Solve the Statistical question pro

Question 2

Janssenet al. (2007) studied the relationships between a variety of abiotic factors and benthic invertebrate abundance at sites on beaches along the Dutch coast. One of these abiotic factors was the relative height of the site in relationship to the average sea level of the area (NAP). Positive values of NAP indicate sites that are higher than the average sea level, whereas negative values indicate sites that are below the average sea level.

The data are in the file sle251dutch.csv and the relevant variables are the response variable, richness (richness of invertebrate species), and the predictor variable, NAP (relative height of the site in relationship to the average sea level of the area).

Format of sle251dutch.csv data file

Site NAP richness

1 0.045 11

2 -1.036 10

3 -1.336 13

4 0.616 11

5 -0.684 10

.. .. ..

Site The number of the site where the samples were collected

NAP Relative height of the site in relationship to the average sea level of the area

Predictor variable

richness Richness of invertebrate species

Response variable

a) Janssenet al. (1996) were interested in modeling the linear relationship between invertebrate richness (response) and the relative height of the site in relationship to the average sea level (predictor). List the following:

The biological inference of interest

The biological null hypothesis derived from above

The statistical null hypothesis (H0) derived from above

b) Draw a scatterplot of NAP against richness. Draw boxplots for each variable as well. Any evidence of skewness in the distributions or nonlinearity?

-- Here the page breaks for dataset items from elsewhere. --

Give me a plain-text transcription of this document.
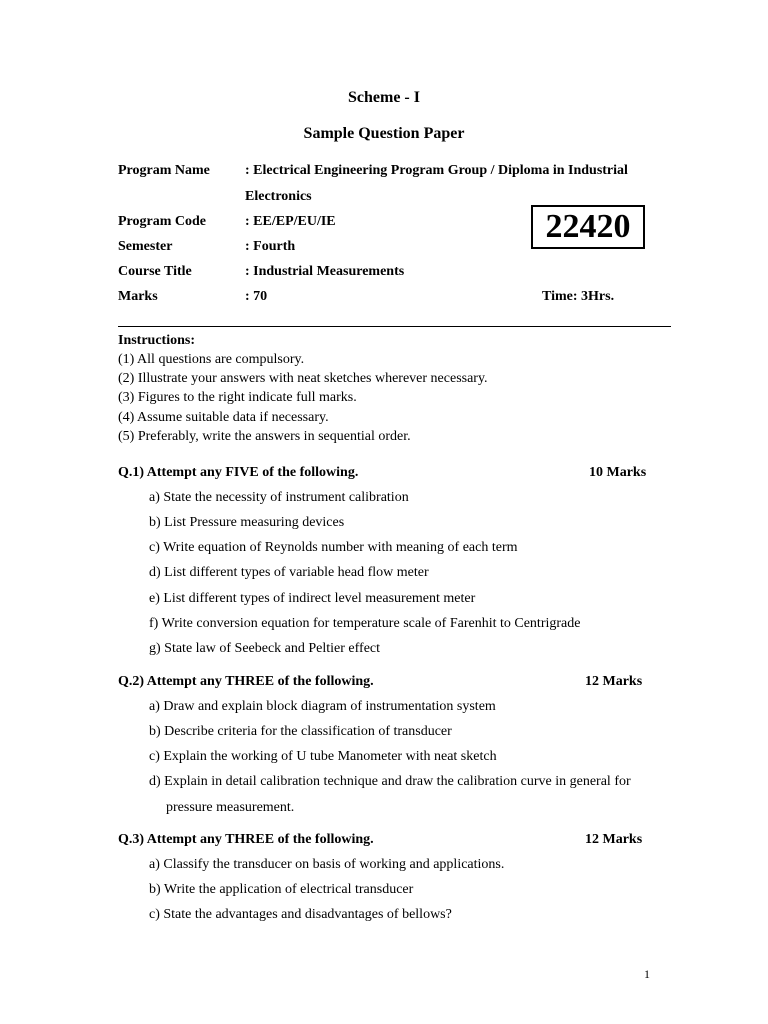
Scheme - I
Sample Question Paper
Program Name	: Electrical Engineering Program Group / Diploma in Industrial
Electronics
Program Code	: EE/EP/EU/IE	22420
Semester	: Fourth
Course Title	: Industrial Measurements
Marks	: 70	Time: 3Hrs.
Instructions:
(1) All questions are compulsory.
(2) Illustrate your answers with neat sketches wherever necessary.
(3) Figures to the right indicate full marks.
(4) Assume suitable data if necessary.
(5) Preferably, write the answers in sequential order.
Q.1) Attempt any FIVE of the following.	10 Marks
a) State the necessity of instrument calibration
b) List Pressure measuring devices
c) Write equation of Reynolds number with meaning of each term
d) List different types of variable head flow meter
e) List different types of indirect level measurement meter
f) Write conversion equation for temperature scale of Farenhit to Centrigrade
g) State law of Seebeck and Peltier effect
Q.2) Attempt any THREE of the following.	12 Marks
a) Draw and explain block diagram of instrumentation system
b) Describe criteria for the classification of transducer
c) Explain the working of U tube Manometer with neat sketch
d) Explain in detail calibration technique and draw the calibration curve in general for
pressure measurement.
Q.3) Attempt any THREE of the following.	12 Marks
a) Classify the transducer on basis of working and applications.
b) Write the application of electrical transducer
c) State the advantages and disadvantages of bellows?
1
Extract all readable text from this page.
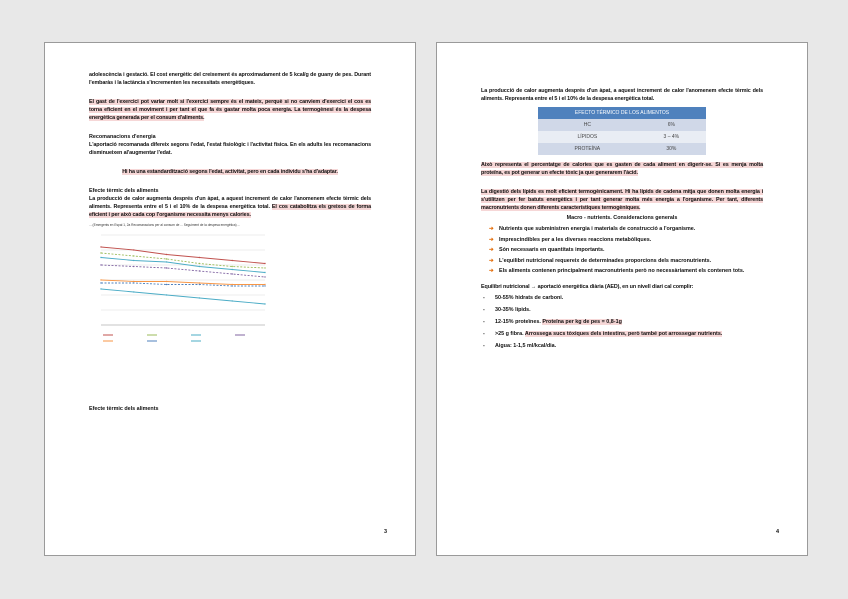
adolescència i gestació. El cost energètic del creixement és aproximadament de 5 kcal/g de guany de pes. Durant l'embaràs i la lactància s'incrementen les necessitats energètiques.

El gast de l'exercici pot variar molt si l'exercici sempre és el mateix, perquè si no canviem d'exercici el cos es torna eficient en el moviment i per tant el que fa és gastar molta poca energia. La termogènesi és la despesa energètica generada per el consum d'aliments.

Recomanacions d'energia

L'aportació recomanada difereix segons l'edat, l'estat fisiològic i l'activitat física. En els adults les recomanacions disminueixen al'augmentar l'edat.

Hi ha una estandardització segons l'edat, activitat, pero en cada individu s'ha d'adaptar.

Efecte tèrmic dels aliments

La producció de calor augmenta després d'un àpat, a aquest increment de calor l'anomenem efecte tèrmic dels aliments. Representa entre el 5 i el 10% de la despesa energètica total. El cos catabolitza els greixos de forma eficient i per això cada cop l'organisme necessita menys calories.

... (Emergents en Espai 1, 2a Recomanacions per al consum de ... Seguiment de la despesa energètica) ...

Efecte tèrmic dels aliments

3

La producció de calor augmenta després d'un àpat, a aquest increment de calor l'anomenem efecte tèrmic dels aliments. Representa entre el 5 i el 10% de la despesa energètica total.

EFECTO TÉRMICO DE LOS ALIMENTOS	
HC	6%
LÍPIDOS	3 – 4%
PROTEÍNA	30%

Això representa el percentatge de calories que es gasten de cada aliment en digerir-se. Si es menja molta proteïna, es pot generar un efecte tòxic ja que generarem l'àcid.

La digestió dels lípids es molt eficient termogènicament. Hi ha lípids de cadena mitja que donen molta energia i s'utilitzen per fer batuts energètics i per tant generar molta més energia a l'organisme. Per tant, diferents macronutrients donen diferents característiques termogèniques.

Macro - nutrients. Consideracions generals

➔ Nutrients que subministren energia i materials de construcció a l'organisme.
➔ Imprescindibles per a les diverses reaccions metabòliques.
➔ Són necessaris en quantitats importants.
➔ L'equilibri nutricional requereix de determinades proporcions dels macronutrients.
➔ Els aliments contenen principalment macronutrients però no necessàriament els contenen tots.

Equilibri nutricional → aportació energètica diària (AED), en un nivell diari cal complir:

- 50-55% hidrats de carboni.
- 30-35% lípids.
- 12-15% proteïnes. Proteïna per kg de pes = 0,8-1g
- >25 g fibra. Arrossega sucs tòxiques dels intestins, però també pot arrossegar nutrients.
- Aigua: 1-1,5 ml/kcal/dia.
4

To create scatterplot in R

Graphs

Scatterplot

Select x-variable (NAP) and y-variable (richness)

Check Marginal boxplots and Least-squares line

Unselect Smooth line and show spread

OK

c) Fit the regression model richness = intercept + slope x NAP.

To fit linear regression and create an ANOVA table in R

Statistics

Fit models

Linear regression…

You can enter a name for the results object (Enter name for model:) but its simplest to just use the name that R provides.

Select richnessfrom Response variablelist

Select NAPfrom Explanatory variables list.

OK

Models

Hypothesis tests

ANOVA table

Select Partial, ignoring marginality (“Type III”).

OK

Examine the regression output and identify and interpret the following:

Sample y-intercept

Value (estimate in the R output):

Interpretation:

Slope of regression line (NAP)

Value(estimate in the R output):

Interpretation:

t statistic for main H0 (regression slope equals zero)

Value:

Interpretation:

P-value for main H0 (regression slope equals zero)

Value:

Interpretation:

r2 value (multiple R-squared)

Value:

Interpretation:

d) Complete the following ANOVA table from the regression analysis

Source of variation SS df MS F ratio

Regression

Residual

Total

44

Note: To get the MS values from the output – remember to divide the SS value by the df.

e) What conclusions would you draw from the regression analysis (statistical and biological)?

f) What invertebrate richness would you predict for a new site with an NAP of -2? Simply plug -2 into your regression equation and calculate predicted richness.